Heritage Plastics Central Inc. is expanding its business after kicking up production last year.
President Bill Raffaele disclosed the plan in a recent interview at the PVC conduit maker's headquarters plant in Weatherford.
The firm began operating during one of the worst years on record for PVC pipe producers, when several converters reported no margins in the face of declining resin prices. But Heritage continued adding machinery throughout the year at the Texas facility, reaching seven machines by the year's end. Officials recently added the eighth line.
``It was certainly a struggle,'' Raffaele said of starting last year. ``[But] we've done real well. We're growing really rapidly. We're only one of three companies that produce pipe and fittings.
``Our goal is to grow every year. That growth can be through another plant, through adding capacity at existing plants or new products.''
Heritage Plastics seeks to have a plant on the West Coast ``as soon as possible.''
``If you're going to be in business, you have to be in four places - the Northeast, the Southeast, Texas and the West Coast,'' he said. ``Texas is a necessary market.''
Heritage's competition comes from two firms owned by larger corporations.
Cantex Inc., headquartered 20 miles west in Mineral Wells, Texas, is a unit of Sumitomo Corp. Heritage's other competitor, Carlon, is a division of publicly held Lamson & Sessions Co., based in Beachwood, Ohio.
``We're not intimidated,'' Raffaele said of vying against two larger corporations. ``We respect them.'' Raffaele himself is a former Cantex executive.

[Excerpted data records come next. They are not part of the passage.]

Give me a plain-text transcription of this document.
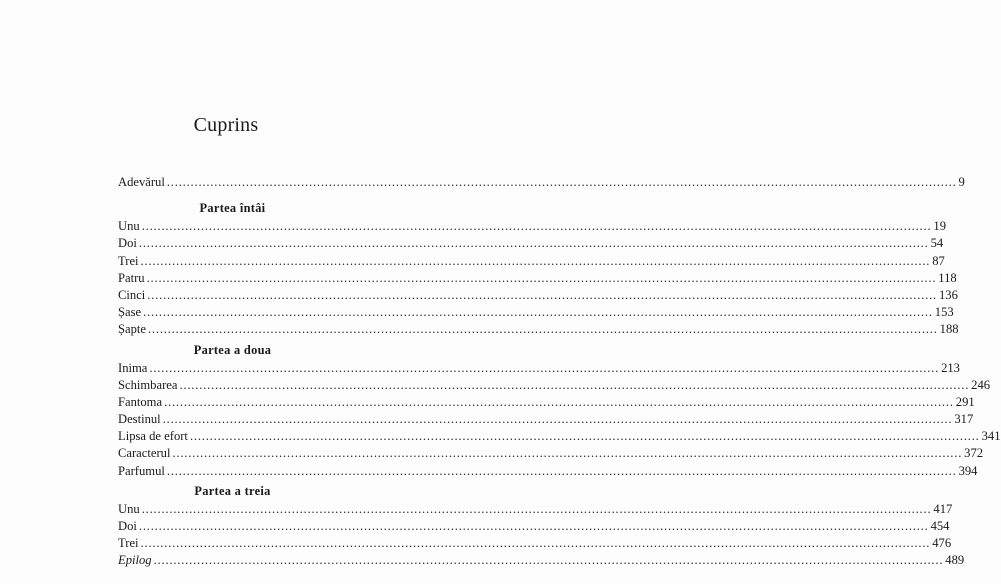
Cuprins
Adevărul ........................................................................................................................................................................................................ 9
Partea întâi
Unu ........................................................................................................................................................................................................ 19
Doi ........................................................................................................................................................................................................ 54
Trei ........................................................................................................................................................................................................ 87
Patru ........................................................................................................................................................................................................ 118
Cinci ........................................................................................................................................................................................................ 136
Șase ........................................................................................................................................................................................................ 153
Șapte ........................................................................................................................................................................................................ 188
Partea a doua
Inima ........................................................................................................................................................................................................ 213
Schimbarea ........................................................................................................................................................................................................ 246
Fantoma ........................................................................................................................................................................................................ 291
Destinul ........................................................................................................................................................................................................ 317
Lipsa de efort ........................................................................................................................................................................................................ 341
Caracterul ........................................................................................................................................................................................................ 372
Parfumul ........................................................................................................................................................................................................ 394
Partea a treia
Unu ........................................................................................................................................................................................................ 417
Doi ........................................................................................................................................................................................................ 454
Trei ........................................................................................................................................................................................................ 476
Epilog ........................................................................................................................................................................................................ 489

Heritage Plastics Central is one of three related companies. Heritage Plastics of Carrollton, Ohio, is operated by Charlie McCort. In 1998, the firm acquired a facility in Tampa, Fla., from Colonial Plastics Manufacturing Co. That site became Heritage Plastics South Inc. and is headed by Mark Buck, a former Carlon vice president.

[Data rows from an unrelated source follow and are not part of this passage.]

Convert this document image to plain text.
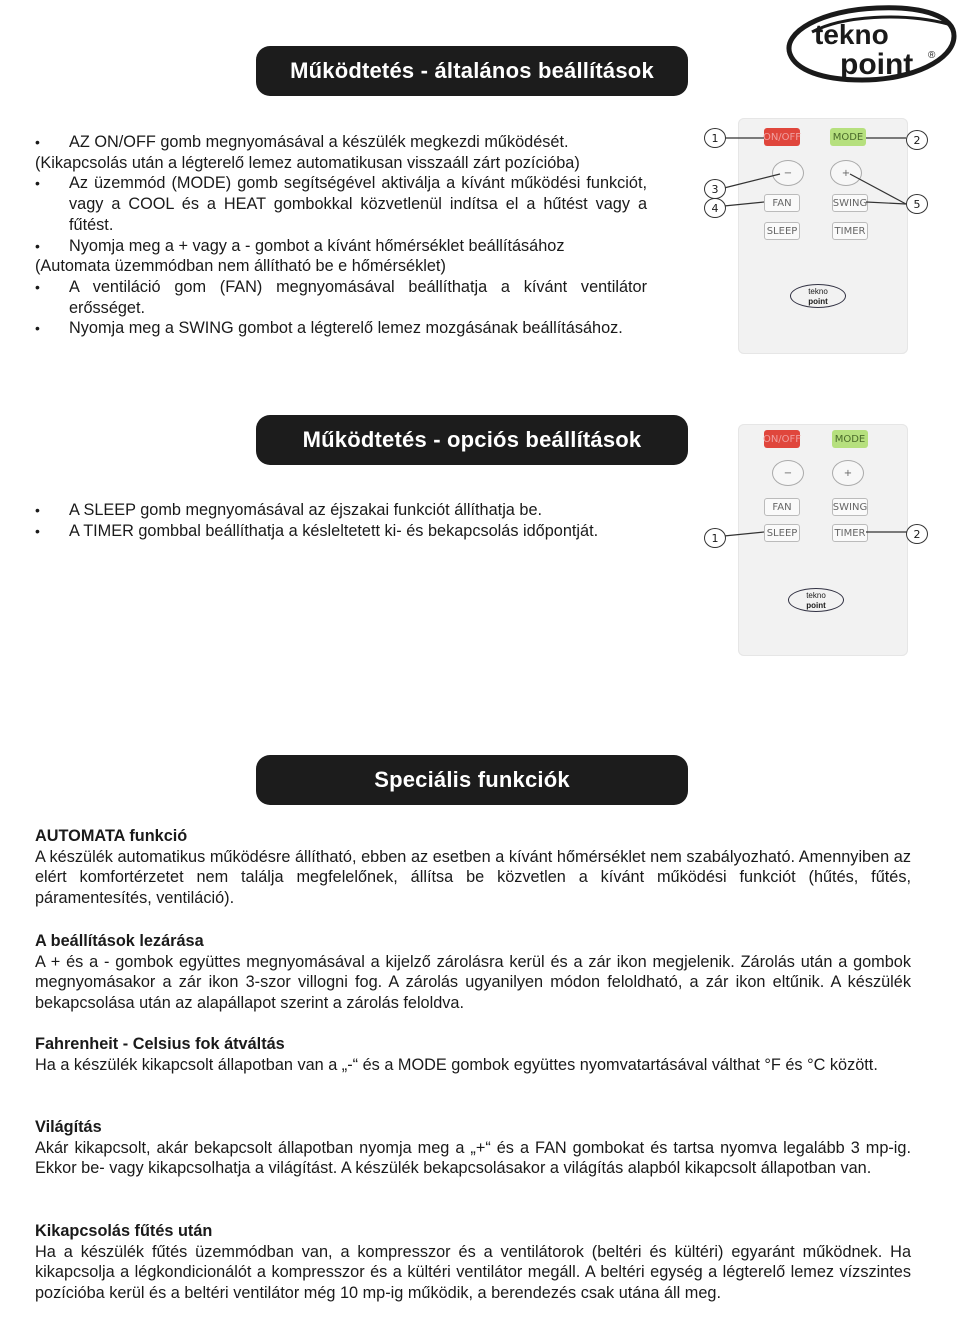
tekno
point ®
Működtetés - általános beállítások

• AZ ON/OFF gomb megnyomásával a készülék megkezdi működését.

(Kikapcsolás után a légterelő lemez automatikusan visszaáll zárt pozícióba)

• Az üzemmód (MODE) gomb segítségével aktiválja a kívánt működési funkciót, vagy a COOL és a HEAT gombokkal közvetlenül indítsa el a hűtést vagy a fűtést.

• Nyomja meg a + vagy a - gombot a kívánt hőmérséklet beállításához

(Automata üzemmódban nem állítható be e hőmérséklet)

• A ventiláció gom (FAN) megnyomásával beállíthatja a kívánt ventilátor erősséget.

• Nyomja meg a SWING gombot a légterelő lemez mozgásának beállításához.

ON/OFF	MODE
−	+
FAN	SWING
SLEEP	TIMER
tekno
point
1	2
3
4	5
Működtetés - opciós beállítások

• A SLEEP gomb megnyomásával az éjszakai funkciót állíthatja be.

• A TIMER gombbal beállíthatja a késleltetett ki- és bekapcsolás időpontját.

ON/OFF	MODE
−	+
FAN	SWING
SLEEP	TIMER
tekno
point
1	2
Speciális funkciók
AUTOMATA funkció

A készülék automatikus működésre állítható, ebben az esetben a kívánt hőmérséklet nem szabályozható. Amennyiben az elért komfortérzetet nem találja megfelelőnek, állítsa be közvetlen a kívánt működési funkciót (hűtés, fűtés, páramentesítés, ventiláció).

A beállítások lezárása

A + és a - gombok együttes megnyomásával a kijelző zárolásra kerül és a zár ikon megjelenik. Zárolás után a gombok megnyomásakor a zár ikon 3-szor villogni fog. A zárolás ugyanilyen módon feloldható, a zár ikon eltűnik. A készülék bekapcsolása után az alapállapot szerint a zárolás feloldva.

Fahrenheit - Celsius fok átváltás

Ha a készülék kikapcsolt állapotban van a „-“ és a MODE gombok együttes nyomvatartásával válthat °F és °C között.

Világítás

Akár kikapcsolt, akár bekapcsolt állapotban nyomja meg a „+“ és a FAN gombokat és tartsa nyomva legalább 3 mp-ig. Ekkor be- vagy kikapcsolhatja a világítást. A készülék bekapcsolásakor a világítás alapból kikapcsolt állapotban van.

Kikapcsolás fűtés után

Ha a készülék fűtés üzemmódban van, a kompresszor és a ventilátorok (beltéri és kültéri) egyaránt működnek. Ha kikapcsolja a légkondicionálót a kompresszor és a kültéri ventilátor megáll. A beltéri egység a légterelő lemez vízszintes pozícióba kerül és a beltéri ventilátor még 10 mp-ig működik, a berendezés csak utána áll meg.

Each official is president of his own operation.
The Weatherford operation is the newest piece of the puzzle. The firm purchased the plant and four extruders in 2000 from Mastershield Building Products Co., which extruded vinyl siding there until 1999.
Raffaele said the 220,000-square-foot plant is large enough to store finished pipe indoors, which is unique in the pipe industry. The location also handles distribution in the West for fittings, which are injection molded in Carrollton.
Raffaele, who has spent more than 20 years in PVC pipe, would not disclose much, including how much he and his partners invested to get started in Texas or what they anticipate in sales.
``You've got to use everything you've got,'' he said. Success rests on a careful combination of low debt, low overhead and smart management.
``It's the only way you can do it,'' he said of surviving the rough-and-tumble PVC pipe market. ``You miss on any one of the three, any time, and you're dead meat.''
Converting the siding plant to pipe was easy because it already was equipped with a blender and grinders, he said.
``The difference is the downstream equipment,'' he said.